O canceriano possui um envolvimento com o lado materno, onde a figura materna adquire uma dimensão que efetivamente não possui, levando-o à busca eterna do útero perdido, de quem cuide dele, alimentando comportamentos para a tendência de permanecer infantil. Isto se coloca em oposição aquela necessidade de realização da liberdade pessoal. Liberdade esta que carrega o sentimento de isolamento, separação e abandono, com o desejo de eterno retornar a situação uterina. Como isso se manifesta na vida do canceriano? Ele irá escolher um parceiro que apoia as tarefas de seu crescimento, mas sabota-o pelas costas nos momentos mais difíceis. Isso reforçará a convicção do abandono, mas esconde a real intenção de libertar-se e ser honesto consigo mesmo e aceitar a responsabilidade pela vida.

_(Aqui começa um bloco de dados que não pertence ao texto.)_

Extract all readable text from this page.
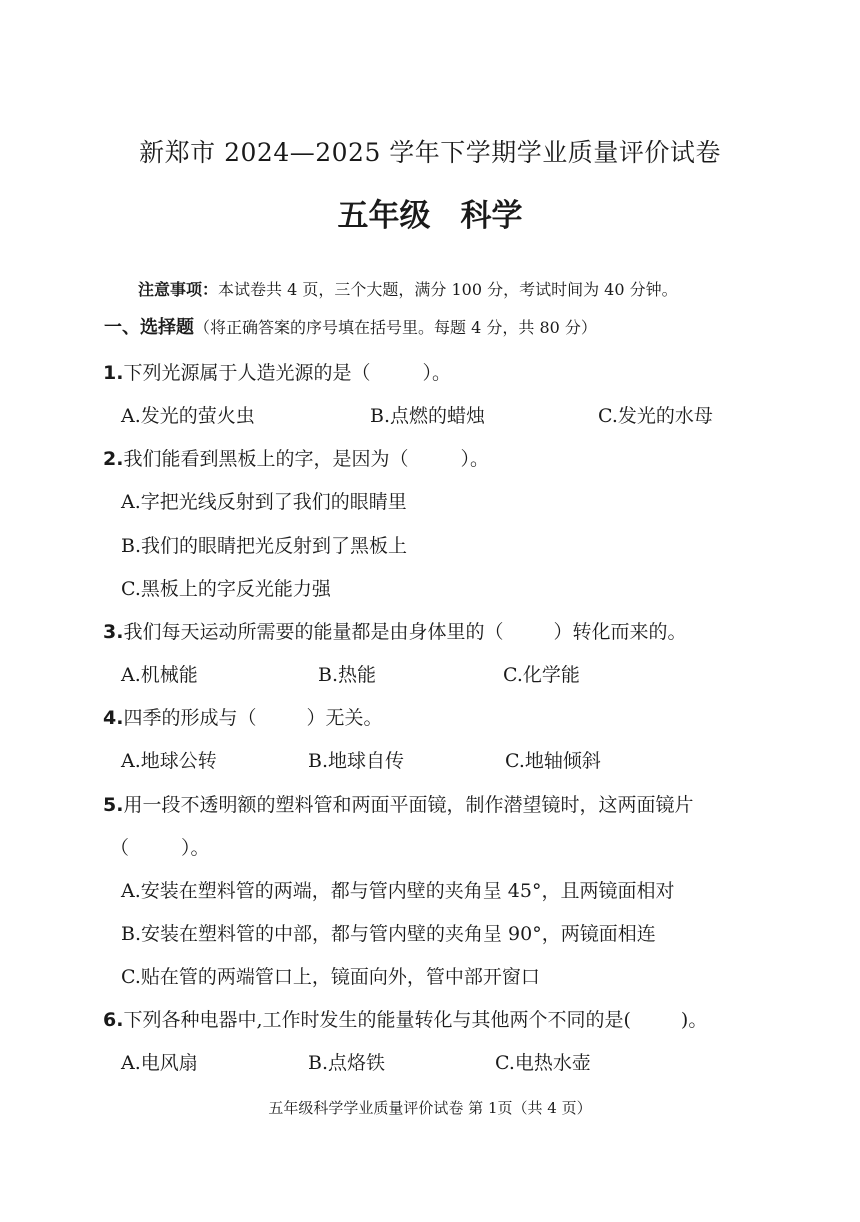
新郑市 2024—2025 学年下学期学业质量评价试卷
五年级 科学
注意事项：本试卷共 4 页，三个大题，满分 100 分，考试时间为 40 分钟。
一、选择题（将正确答案的序号填在括号里。每题 4 分，共 80 分）
1.下列光源属于人造光源的是（	）。
A.发光的萤火虫	B.点燃的蜡烛	C.发光的水母
2.我们能看到黑板上的字，是因为（	）。
A.字把光线反射到了我们的眼睛里
B.我们的眼睛把光反射到了黑板上
C.黑板上的字反光能力强
3.我们每天运动所需要的能量都是由身体里的（	）转化而来的。
A.机械能	B.热能	C.化学能
4.四季的形成与（	）无关。
A.地球公转	B.地球自传	C.地轴倾斜
5.用一段不透明额的塑料管和两面平面镜，制作潜望镜时，这两面镜片
（	）。
A.安装在塑料管的两端，都与管内壁的夹角呈 45°，且两镜面相对
B.安装在塑料管的中部，都与管内壁的夹角呈 90°，两镜面相连
C.贴在管的两端管口上，镜面向外，管中部开窗口
6.下列各种电器中,工作时发生的能量转化与其他两个不同的是(	)。
A.电风扇	B.点烙铁	C.电热水壶
五年级科学学业质量评价试卷 第 1页（共 4 页）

Algumas figuras mitológicas egípcias como o escaravelho sagrado, sugerem algumas reflexões como a representação da perpetuidade da vida através do aparente renascimento a partir de uma bola de terra e esterco em que o inseto deposita suas larvas e que se desenvolve no calor da fermentação do esterco. O escaravelho tem o hábito de rolar estas bolas de um lado para outro o que lembra a passagem do sol de um lado para o outro pelo céu gerando a vida no planeta, bem como o fato dele carregar a sua própria casa.